As the most important pollinator in our cultural landscape, the honey bee is exposed to numerous environmental factors that affect their health. In recent years, microbial communities in the intestines of organisms (intestinal microbiota) have gained increasing importance against the background of a healthy and resistant immune system. There is still a lack of knowledge which components from the environment (e.g. pesticides, feed quality) interact with the microorganisms that weaken the immune system and thus the health of bees.

We investigate the composition and dynamics of the intestinal microbiota in the bee intestine and various pathogens (e.g. viruses) with modern technologies in order to contribute sustainably to the maintenance of healthy bees via beekeeping (cooperation with the State Institute for Apiculture, Peter Rosenkranz).

As part of cooperation with the Brazilian Universidad Federal de Amazonas, Manaus, coordinated by Carlos Gustavo Nunez Silva and funded by CAPES, we are sequencing and analyzing the genome of the stingless bee Melipona compressipes.
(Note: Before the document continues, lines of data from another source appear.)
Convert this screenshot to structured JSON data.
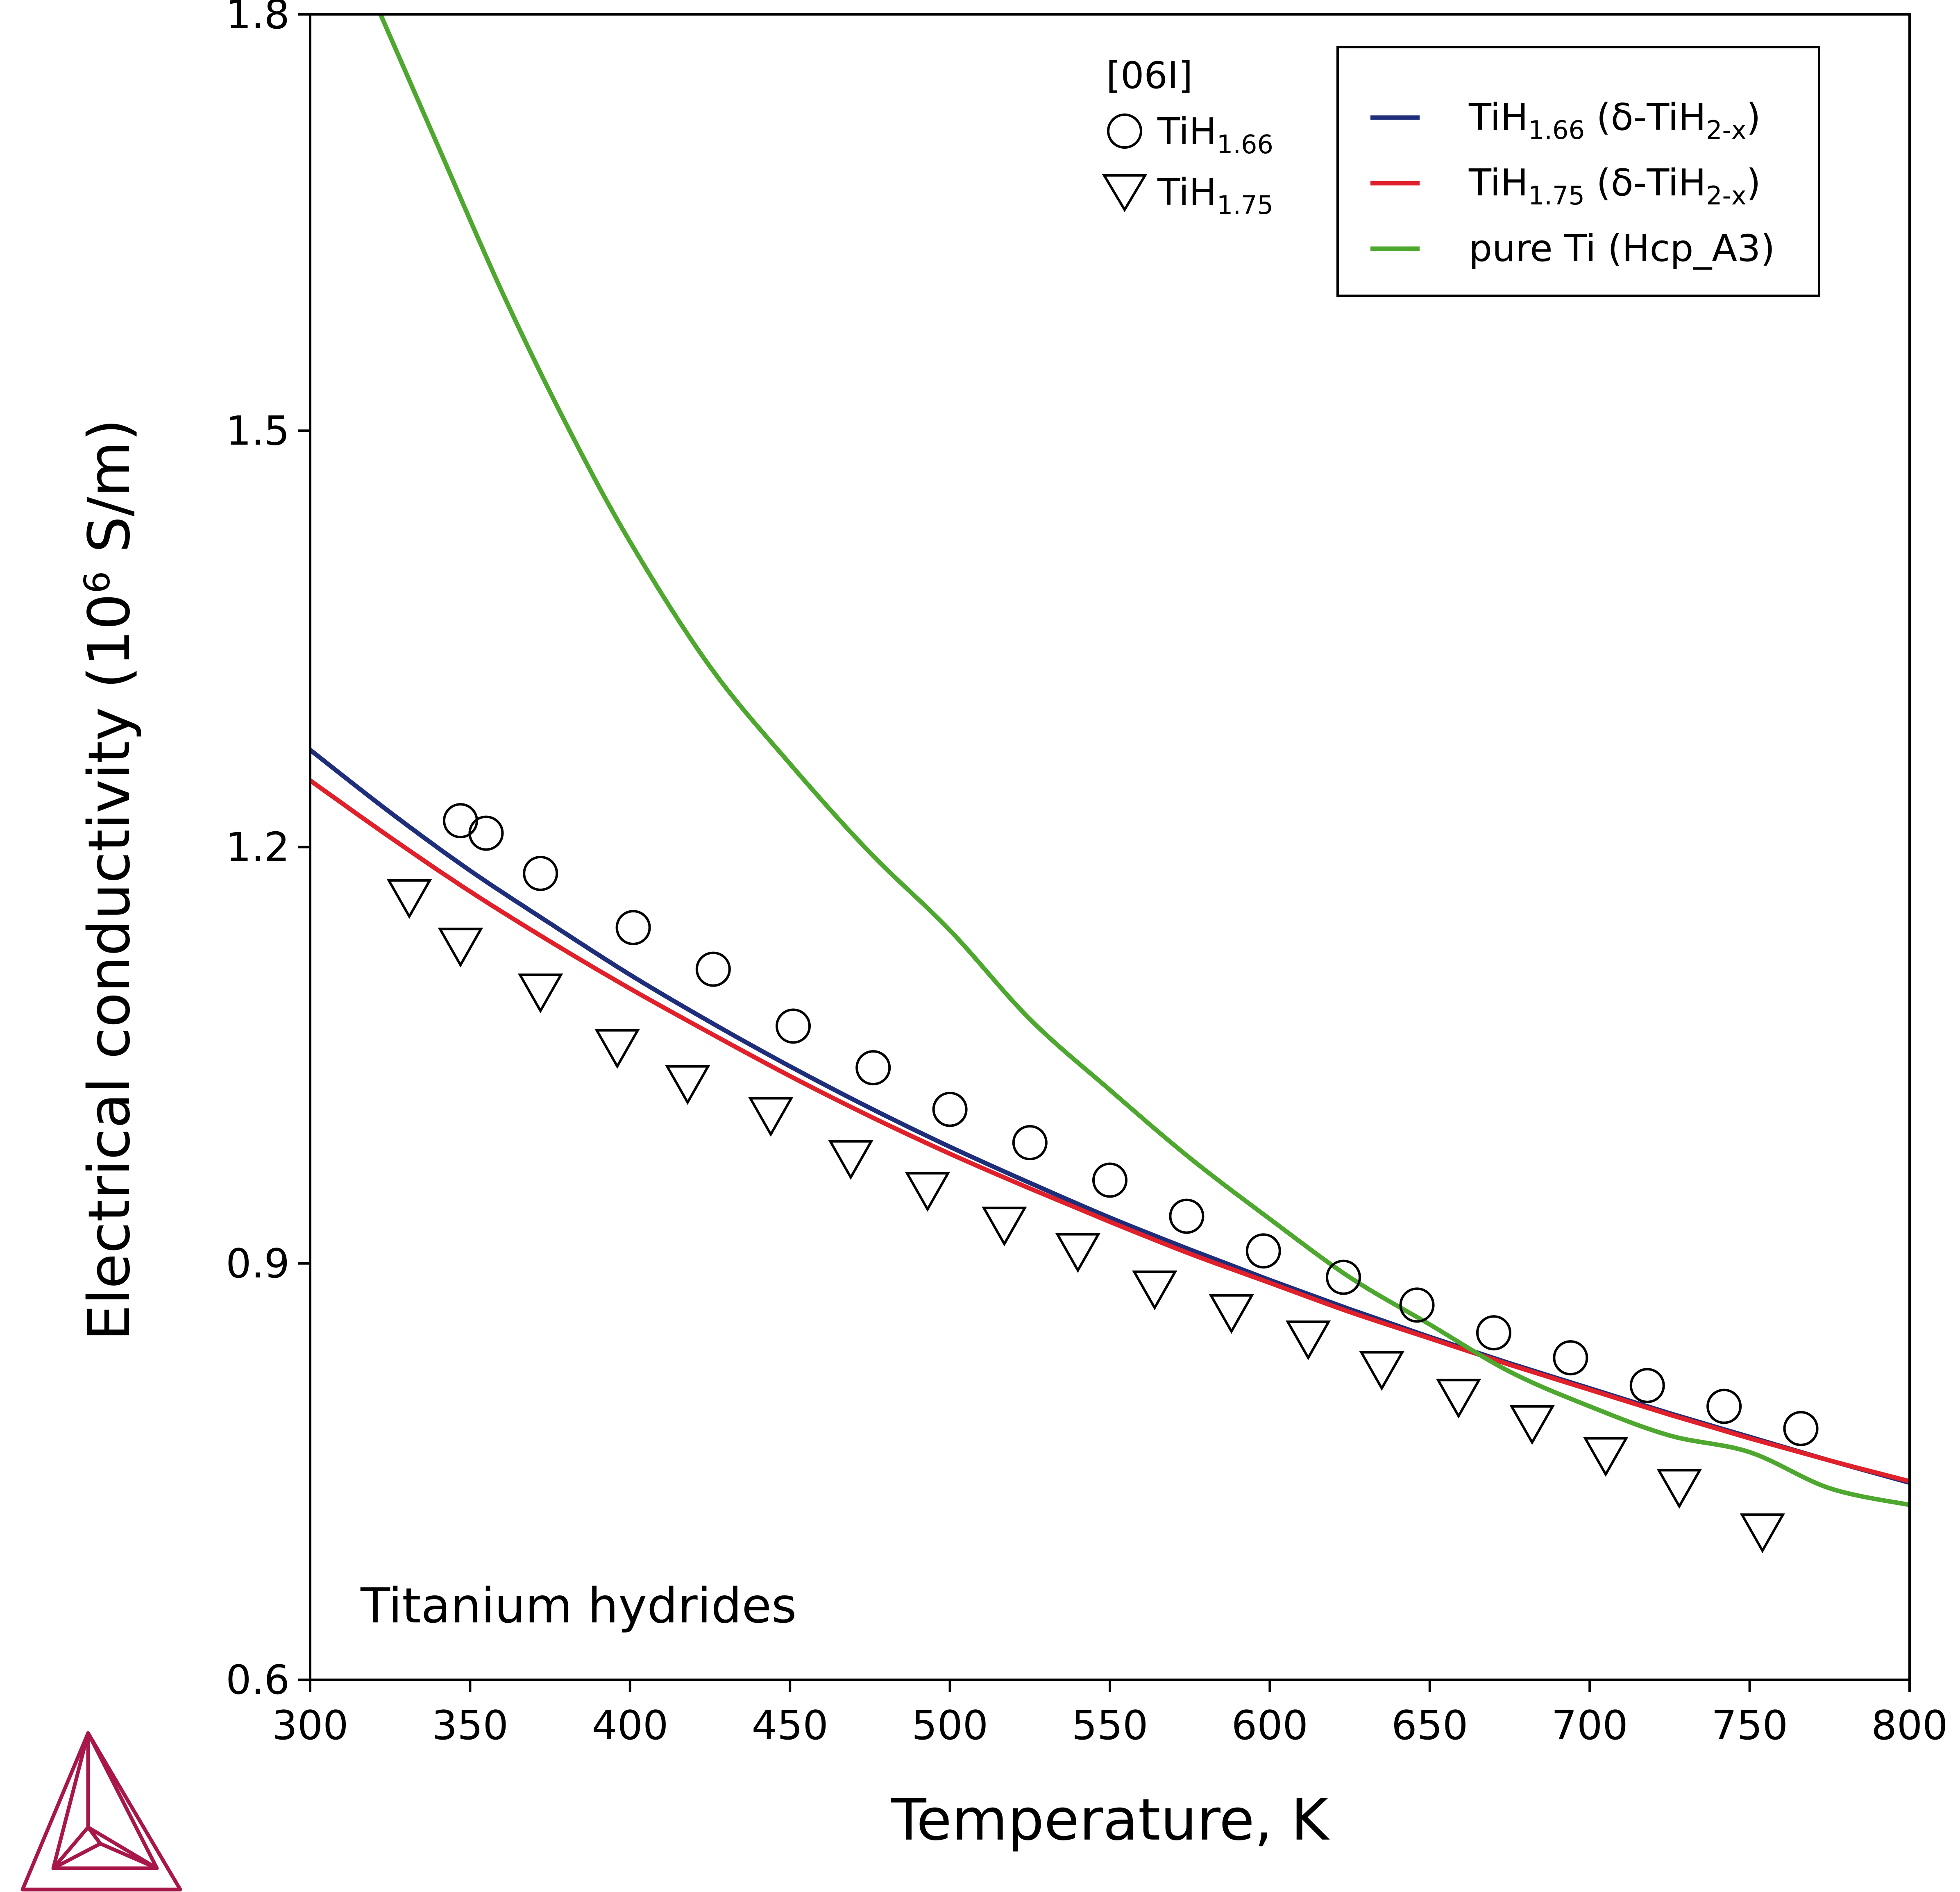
{
  "chart_data": {
    "type": "line",
    "xlabel": "Temperature, K",
    "ylabel": {
      "prefix": "Electrical conductivity (10",
      "sup": "6",
      "suffix": " S/m)"
    },
    "xlim": [
      300,
      800
    ],
    "ylim": [
      0.6,
      1.8
    ],
    "xticks": [
      300,
      350,
      400,
      450,
      500,
      550,
      600,
      650,
      700,
      750,
      800
    ],
    "yticks": [
      0.6,
      0.9,
      1.2,
      1.5,
      1.8
    ],
    "grid": false,
    "annotation": "Titanium hydrides",
    "legend": {
      "placement": "top-right",
      "entries": [
        {
          "parts": [
            {
              "t": "TiH"
            },
            {
              "t": "1.66",
              "sub": true
            },
            {
              "t": " (δ-TiH"
            },
            {
              "t": "2-x",
              "sub": true
            },
            {
              "t": ")"
            }
          ],
          "color": "#1f2e7a"
        },
        {
          "parts": [
            {
              "t": "TiH"
            },
            {
              "t": "1.75",
              "sub": true
            },
            {
              "t": " (δ-TiH"
            },
            {
              "t": "2-x",
              "sub": true
            },
            {
              "t": ")"
            }
          ],
          "color": "#e0202a"
        },
        {
          "parts": [
            {
              "t": "pure Ti (Hcp_A3)"
            }
          ],
          "color": "#4ea72e"
        }
      ]
    },
    "experimental_legend": {
      "reference": "[06I]",
      "entries": [
        {
          "marker": "circle",
          "parts": [
            {
              "t": "TiH"
            },
            {
              "t": "1.66",
              "sub": true
            }
          ]
        },
        {
          "marker": "triangle-down",
          "parts": [
            {
              "t": "TiH"
            },
            {
              "t": "1.75",
              "sub": true
            }
          ]
        }
      ]
    },
    "series": [
      {
        "name": "TiH1.66 (δ-TiH2-x)",
        "color": "#1f2e7a",
        "x": [
          300,
          325,
          350,
          375,
          400,
          425,
          450,
          475,
          500,
          525,
          550,
          575,
          600,
          625,
          650,
          675,
          700,
          725,
          750,
          775,
          800
        ],
        "y": [
          1.27,
          1.225,
          1.183,
          1.145,
          1.108,
          1.074,
          1.042,
          1.012,
          0.984,
          0.958,
          0.933,
          0.91,
          0.888,
          0.867,
          0.847,
          0.828,
          0.81,
          0.792,
          0.775,
          0.758,
          0.742
        ]
      },
      {
        "name": "TiH1.75 (δ-TiH2-x)",
        "color": "#e0202a",
        "x": [
          300,
          325,
          350,
          375,
          400,
          425,
          450,
          475,
          500,
          525,
          550,
          575,
          600,
          625,
          650,
          675,
          700,
          725,
          750,
          775,
          800
        ],
        "y": [
          1.248,
          1.207,
          1.168,
          1.132,
          1.098,
          1.066,
          1.035,
          1.006,
          0.979,
          0.954,
          0.93,
          0.907,
          0.886,
          0.865,
          0.846,
          0.827,
          0.809,
          0.791,
          0.774,
          0.758,
          0.743
        ]
      },
      {
        "name": "pure Ti (Hcp_A3)",
        "color": "#4ea72e",
        "x": [
          322,
          340,
          360,
          380,
          400,
          425,
          450,
          475,
          500,
          525,
          550,
          575,
          600,
          625,
          650,
          675,
          700,
          725,
          750,
          775,
          800
        ],
        "y": [
          1.8,
          1.705,
          1.6,
          1.505,
          1.42,
          1.33,
          1.26,
          1.196,
          1.14,
          1.076,
          1.025,
          0.976,
          0.932,
          0.89,
          0.856,
          0.822,
          0.797,
          0.776,
          0.764,
          0.738,
          0.726
        ]
      },
      {
        "name": "TiH1.66",
        "type": "scatter",
        "marker": "circle",
        "x": [
          347,
          355,
          372,
          401,
          426,
          451,
          476,
          500,
          525,
          550,
          574,
          598,
          623,
          646,
          670,
          694,
          718,
          742,
          766
        ],
        "y": [
          1.219,
          1.21,
          1.181,
          1.142,
          1.112,
          1.071,
          1.041,
          1.011,
          0.987,
          0.96,
          0.934,
          0.909,
          0.89,
          0.87,
          0.85,
          0.832,
          0.812,
          0.797,
          0.781
        ]
      },
      {
        "name": "TiH1.75",
        "type": "scatter",
        "marker": "triangle-down",
        "x": [
          331,
          347,
          372,
          396,
          418,
          444,
          469,
          493,
          517,
          540,
          564,
          588,
          612,
          635,
          659,
          682,
          705,
          728,
          754
        ],
        "y": [
          1.163,
          1.128,
          1.095,
          1.055,
          1.029,
          1.006,
          0.975,
          0.952,
          0.927,
          0.908,
          0.881,
          0.864,
          0.845,
          0.823,
          0.803,
          0.784,
          0.761,
          0.738,
          0.706
        ]
      }
    ]
  }
}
This species, among other stingless bees, is wide spread distributed in the brazilian rain forest areas and has high economic importance.

The evolution of eusociality belongs to a major transition in evolution. Several newly sequenced genomes and transcriptoms of bees species differing in social complexity provide the basis for comparative evolutionary studies. This work is part of a cooperative effort together with international colleagues, leaded by Karen Kapheim and Gene Robinson.